Nel Regno Unito, ad esempio, l'acero montano ha battuto tutti i record 320 anni necessario per uscire dal suo stato dormiente. La piantaggine lanceolata mostra una dormienza prossima al 177 anni. Tuttavia non è dannoso solo per le altre piante con cui compete, ma anche per il bestiame. Conta invece l'abutilon di Avicenna, un fiore giallo molto esigente in nutrienti e acqua che danneggia altre varietà di campo circa cinquanta anni.

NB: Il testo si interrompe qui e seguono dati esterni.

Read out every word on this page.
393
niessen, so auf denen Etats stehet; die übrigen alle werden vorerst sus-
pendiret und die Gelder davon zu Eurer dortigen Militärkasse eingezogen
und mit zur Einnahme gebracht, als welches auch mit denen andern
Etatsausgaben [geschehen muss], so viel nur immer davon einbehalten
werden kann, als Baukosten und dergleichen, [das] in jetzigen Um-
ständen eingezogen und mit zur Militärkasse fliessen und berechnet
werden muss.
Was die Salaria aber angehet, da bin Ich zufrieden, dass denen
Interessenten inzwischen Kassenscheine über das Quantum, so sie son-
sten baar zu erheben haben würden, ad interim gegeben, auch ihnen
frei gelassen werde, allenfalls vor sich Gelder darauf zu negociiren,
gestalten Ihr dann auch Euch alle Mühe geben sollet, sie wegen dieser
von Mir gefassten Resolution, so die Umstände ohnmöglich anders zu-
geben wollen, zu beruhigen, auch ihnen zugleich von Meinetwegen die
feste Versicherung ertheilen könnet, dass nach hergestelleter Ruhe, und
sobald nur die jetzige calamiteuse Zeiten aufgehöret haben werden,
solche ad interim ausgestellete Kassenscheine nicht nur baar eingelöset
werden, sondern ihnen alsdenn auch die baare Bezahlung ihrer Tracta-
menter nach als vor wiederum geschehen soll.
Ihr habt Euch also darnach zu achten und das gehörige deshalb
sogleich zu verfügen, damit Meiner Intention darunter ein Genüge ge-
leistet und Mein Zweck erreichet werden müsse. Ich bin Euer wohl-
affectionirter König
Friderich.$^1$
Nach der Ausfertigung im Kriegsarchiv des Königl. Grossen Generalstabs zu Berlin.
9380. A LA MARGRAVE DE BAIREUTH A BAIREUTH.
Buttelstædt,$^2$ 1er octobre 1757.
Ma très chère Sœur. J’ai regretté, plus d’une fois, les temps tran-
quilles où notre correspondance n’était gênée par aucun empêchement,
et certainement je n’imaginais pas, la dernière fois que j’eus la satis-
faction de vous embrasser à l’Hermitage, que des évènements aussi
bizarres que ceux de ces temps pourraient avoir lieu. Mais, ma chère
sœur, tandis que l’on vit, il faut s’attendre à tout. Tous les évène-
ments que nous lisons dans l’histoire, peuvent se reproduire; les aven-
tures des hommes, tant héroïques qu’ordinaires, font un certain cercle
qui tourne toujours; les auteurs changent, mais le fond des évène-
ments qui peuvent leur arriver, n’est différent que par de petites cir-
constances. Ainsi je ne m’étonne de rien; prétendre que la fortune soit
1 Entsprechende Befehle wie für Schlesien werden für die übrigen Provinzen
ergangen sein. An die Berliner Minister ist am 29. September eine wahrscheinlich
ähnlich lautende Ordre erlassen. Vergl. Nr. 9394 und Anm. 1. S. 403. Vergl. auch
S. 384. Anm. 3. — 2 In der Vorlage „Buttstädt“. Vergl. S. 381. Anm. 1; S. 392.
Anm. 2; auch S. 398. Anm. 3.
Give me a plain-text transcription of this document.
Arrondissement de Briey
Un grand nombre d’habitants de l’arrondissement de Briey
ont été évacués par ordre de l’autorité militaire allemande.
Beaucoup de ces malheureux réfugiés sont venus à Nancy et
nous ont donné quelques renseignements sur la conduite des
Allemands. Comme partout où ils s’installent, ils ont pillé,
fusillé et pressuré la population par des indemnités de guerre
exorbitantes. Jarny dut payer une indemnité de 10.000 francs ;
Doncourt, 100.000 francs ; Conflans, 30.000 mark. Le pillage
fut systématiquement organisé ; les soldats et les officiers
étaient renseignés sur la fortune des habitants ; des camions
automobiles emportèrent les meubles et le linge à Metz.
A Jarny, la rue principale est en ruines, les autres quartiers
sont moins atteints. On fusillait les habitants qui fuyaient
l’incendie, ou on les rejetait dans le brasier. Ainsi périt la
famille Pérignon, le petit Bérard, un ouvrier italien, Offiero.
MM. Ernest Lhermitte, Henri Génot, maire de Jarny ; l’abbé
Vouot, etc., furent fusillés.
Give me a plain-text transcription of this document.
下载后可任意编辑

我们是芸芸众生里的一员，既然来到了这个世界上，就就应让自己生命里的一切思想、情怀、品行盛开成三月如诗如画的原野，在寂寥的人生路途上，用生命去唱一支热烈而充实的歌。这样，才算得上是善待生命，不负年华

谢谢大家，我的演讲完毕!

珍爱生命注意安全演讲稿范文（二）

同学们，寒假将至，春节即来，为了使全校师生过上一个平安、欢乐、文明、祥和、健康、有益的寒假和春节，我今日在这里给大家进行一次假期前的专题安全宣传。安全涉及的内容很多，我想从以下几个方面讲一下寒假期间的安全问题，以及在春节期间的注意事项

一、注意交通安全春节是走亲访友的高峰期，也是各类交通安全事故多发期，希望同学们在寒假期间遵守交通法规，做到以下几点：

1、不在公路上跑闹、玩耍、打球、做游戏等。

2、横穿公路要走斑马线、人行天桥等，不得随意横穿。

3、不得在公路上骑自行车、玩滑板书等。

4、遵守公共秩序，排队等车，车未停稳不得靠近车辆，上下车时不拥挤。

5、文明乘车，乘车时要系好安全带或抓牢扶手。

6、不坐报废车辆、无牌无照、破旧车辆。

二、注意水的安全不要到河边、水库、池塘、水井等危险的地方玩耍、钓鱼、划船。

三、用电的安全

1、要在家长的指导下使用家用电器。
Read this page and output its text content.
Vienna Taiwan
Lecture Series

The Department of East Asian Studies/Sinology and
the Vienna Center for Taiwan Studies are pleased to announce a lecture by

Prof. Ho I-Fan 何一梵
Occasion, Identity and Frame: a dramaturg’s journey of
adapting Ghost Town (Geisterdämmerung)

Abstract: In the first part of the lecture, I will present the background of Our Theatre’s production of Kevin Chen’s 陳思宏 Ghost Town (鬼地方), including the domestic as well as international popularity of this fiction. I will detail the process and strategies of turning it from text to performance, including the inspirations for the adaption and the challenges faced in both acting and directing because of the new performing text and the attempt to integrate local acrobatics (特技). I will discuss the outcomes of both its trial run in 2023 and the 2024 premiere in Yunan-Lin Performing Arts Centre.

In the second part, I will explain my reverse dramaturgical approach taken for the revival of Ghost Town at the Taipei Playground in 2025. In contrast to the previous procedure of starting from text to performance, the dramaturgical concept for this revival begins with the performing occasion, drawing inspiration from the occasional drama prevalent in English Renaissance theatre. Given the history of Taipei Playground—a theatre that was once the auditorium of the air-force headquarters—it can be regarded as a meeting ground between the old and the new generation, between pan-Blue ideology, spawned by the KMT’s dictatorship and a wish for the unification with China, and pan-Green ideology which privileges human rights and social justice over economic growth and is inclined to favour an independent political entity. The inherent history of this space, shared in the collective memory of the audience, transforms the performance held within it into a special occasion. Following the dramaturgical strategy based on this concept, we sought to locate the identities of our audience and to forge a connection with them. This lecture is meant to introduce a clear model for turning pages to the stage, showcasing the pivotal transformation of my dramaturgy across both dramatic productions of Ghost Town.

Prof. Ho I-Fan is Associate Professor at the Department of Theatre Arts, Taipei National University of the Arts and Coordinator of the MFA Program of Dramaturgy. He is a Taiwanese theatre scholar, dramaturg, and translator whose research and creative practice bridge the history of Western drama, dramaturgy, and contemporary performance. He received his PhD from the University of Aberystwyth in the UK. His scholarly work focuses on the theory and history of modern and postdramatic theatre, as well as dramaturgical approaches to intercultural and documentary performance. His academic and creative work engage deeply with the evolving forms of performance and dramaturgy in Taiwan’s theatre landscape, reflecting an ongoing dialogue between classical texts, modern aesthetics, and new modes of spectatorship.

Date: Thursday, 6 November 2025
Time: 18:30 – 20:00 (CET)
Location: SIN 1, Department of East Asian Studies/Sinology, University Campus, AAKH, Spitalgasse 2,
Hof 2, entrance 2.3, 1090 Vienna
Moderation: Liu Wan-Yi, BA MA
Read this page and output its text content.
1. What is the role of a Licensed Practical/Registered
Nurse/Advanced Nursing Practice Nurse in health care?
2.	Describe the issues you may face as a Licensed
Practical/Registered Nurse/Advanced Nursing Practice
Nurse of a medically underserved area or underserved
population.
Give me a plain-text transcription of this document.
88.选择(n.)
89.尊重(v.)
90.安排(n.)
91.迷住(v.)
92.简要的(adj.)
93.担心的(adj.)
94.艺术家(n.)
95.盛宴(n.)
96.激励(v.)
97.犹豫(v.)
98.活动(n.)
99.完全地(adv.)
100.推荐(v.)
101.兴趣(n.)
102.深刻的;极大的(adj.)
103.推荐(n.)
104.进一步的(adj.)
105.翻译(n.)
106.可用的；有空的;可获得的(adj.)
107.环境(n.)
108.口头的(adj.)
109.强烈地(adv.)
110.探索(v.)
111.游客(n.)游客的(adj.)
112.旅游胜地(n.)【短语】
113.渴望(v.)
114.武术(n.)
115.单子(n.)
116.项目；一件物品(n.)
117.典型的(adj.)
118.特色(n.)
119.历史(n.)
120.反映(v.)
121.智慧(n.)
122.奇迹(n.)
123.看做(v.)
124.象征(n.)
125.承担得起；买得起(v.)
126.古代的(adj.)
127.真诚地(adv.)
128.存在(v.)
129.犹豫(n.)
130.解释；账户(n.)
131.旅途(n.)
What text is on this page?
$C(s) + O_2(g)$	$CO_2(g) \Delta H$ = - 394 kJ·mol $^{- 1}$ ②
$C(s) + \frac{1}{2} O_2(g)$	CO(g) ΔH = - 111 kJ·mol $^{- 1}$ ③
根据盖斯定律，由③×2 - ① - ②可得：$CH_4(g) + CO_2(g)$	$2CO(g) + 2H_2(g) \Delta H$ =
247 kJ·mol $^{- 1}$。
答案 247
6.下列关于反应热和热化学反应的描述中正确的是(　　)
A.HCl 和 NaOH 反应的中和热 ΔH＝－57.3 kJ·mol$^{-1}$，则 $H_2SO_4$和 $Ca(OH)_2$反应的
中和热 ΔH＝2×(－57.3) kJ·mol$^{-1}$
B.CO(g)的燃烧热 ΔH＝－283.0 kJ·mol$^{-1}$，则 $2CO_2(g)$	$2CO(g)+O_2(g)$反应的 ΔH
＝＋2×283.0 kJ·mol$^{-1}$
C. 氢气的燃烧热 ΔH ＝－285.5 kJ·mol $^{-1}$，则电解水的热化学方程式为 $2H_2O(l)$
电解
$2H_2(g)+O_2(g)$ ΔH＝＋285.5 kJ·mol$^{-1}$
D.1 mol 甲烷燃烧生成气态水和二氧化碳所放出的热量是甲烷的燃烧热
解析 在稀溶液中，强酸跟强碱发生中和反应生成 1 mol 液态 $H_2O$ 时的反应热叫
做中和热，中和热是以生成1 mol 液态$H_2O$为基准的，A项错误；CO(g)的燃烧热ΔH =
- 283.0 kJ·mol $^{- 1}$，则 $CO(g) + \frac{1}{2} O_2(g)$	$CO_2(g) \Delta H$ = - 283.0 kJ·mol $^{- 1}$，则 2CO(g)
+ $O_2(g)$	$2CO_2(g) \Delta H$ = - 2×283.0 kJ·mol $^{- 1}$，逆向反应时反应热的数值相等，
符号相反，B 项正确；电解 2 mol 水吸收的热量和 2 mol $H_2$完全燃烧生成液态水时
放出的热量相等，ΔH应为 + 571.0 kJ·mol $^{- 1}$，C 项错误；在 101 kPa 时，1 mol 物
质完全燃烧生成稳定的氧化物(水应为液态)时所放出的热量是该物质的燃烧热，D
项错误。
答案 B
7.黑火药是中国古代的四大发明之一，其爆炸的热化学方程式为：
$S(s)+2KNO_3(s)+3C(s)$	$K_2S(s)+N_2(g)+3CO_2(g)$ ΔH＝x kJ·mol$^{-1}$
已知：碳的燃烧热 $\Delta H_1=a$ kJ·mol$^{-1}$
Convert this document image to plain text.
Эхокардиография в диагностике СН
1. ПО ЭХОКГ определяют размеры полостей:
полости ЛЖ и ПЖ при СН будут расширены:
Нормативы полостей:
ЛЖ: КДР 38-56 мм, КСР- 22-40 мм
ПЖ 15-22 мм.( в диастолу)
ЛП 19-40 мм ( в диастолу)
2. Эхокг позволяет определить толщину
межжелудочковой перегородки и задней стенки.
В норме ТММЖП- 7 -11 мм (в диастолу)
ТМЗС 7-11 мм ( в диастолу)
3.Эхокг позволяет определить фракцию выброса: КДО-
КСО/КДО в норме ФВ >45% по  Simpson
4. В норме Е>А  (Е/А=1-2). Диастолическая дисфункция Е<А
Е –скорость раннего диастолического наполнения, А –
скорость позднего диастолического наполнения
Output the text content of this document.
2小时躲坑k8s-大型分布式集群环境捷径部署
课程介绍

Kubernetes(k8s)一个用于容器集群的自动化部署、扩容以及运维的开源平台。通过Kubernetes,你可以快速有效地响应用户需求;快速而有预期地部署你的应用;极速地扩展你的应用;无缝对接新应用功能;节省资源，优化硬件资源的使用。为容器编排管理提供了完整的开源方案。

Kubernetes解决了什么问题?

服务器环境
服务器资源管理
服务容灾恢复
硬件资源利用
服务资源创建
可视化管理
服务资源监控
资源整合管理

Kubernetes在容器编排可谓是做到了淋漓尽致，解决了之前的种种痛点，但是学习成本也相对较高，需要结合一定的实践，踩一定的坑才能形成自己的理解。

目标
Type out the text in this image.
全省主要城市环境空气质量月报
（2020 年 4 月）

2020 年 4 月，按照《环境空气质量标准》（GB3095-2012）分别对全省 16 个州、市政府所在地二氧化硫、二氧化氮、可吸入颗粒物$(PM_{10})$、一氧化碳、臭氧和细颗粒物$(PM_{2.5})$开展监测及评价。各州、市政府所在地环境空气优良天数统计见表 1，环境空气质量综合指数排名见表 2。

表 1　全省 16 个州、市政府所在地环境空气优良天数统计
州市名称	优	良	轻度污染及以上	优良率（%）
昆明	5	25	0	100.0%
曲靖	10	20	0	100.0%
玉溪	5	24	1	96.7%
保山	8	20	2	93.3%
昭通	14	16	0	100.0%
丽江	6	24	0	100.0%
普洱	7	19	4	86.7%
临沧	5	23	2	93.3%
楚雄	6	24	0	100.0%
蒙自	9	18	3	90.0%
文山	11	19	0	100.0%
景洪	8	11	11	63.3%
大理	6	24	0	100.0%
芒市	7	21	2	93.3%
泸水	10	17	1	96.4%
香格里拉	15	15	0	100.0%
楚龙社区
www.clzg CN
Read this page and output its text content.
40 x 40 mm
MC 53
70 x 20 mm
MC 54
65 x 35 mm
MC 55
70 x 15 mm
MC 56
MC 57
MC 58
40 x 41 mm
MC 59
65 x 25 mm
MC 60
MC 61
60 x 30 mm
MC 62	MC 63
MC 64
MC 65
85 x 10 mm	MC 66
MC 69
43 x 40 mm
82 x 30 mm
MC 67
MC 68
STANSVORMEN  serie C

I rischi sono aumentati con il cambiamento climatico
Come spiega il professor Mesgaran: “ Il problema è che la maggior parte dei modelli a nostra disposizione per valutare il rischio e determinare se le specie saranno invasive e costituiranno un problema fastidioso in futuro non tengono conto di questa fase di ritardo o di dormienza. Non è che non saranno un problema, è solo la calma prima della tempesta. » In California, quasi il 65% di queste specie invasive sono state introdotte volontariamente. Tuttavia, con il rischio, un tempo non riconosciuto, della dormienza delle piante e il crescente aumento del commercio, dei viaggi e del turismo, questa bomba ecologica latente rischia di prendere una svolta esponenziale.
Inoltre, per quanto significative, queste stime sono lungi dall’essere sufficienti. Infatti, secondo i ricercatori, le condizioni climatiche avevano è cambiato in nove casi su dieci tra l’introduzione della pianta invasiva e la sua proliferazione. Ciò suggerisce quindi che dovessero farlo attendere condizioni favorevoli O un momento di adattamento ad un ambiente inadatto poter proliferare. Il team intende quindi continuare la ricerca, questa volta tenendo conto del clima di origine della pianta invasiva.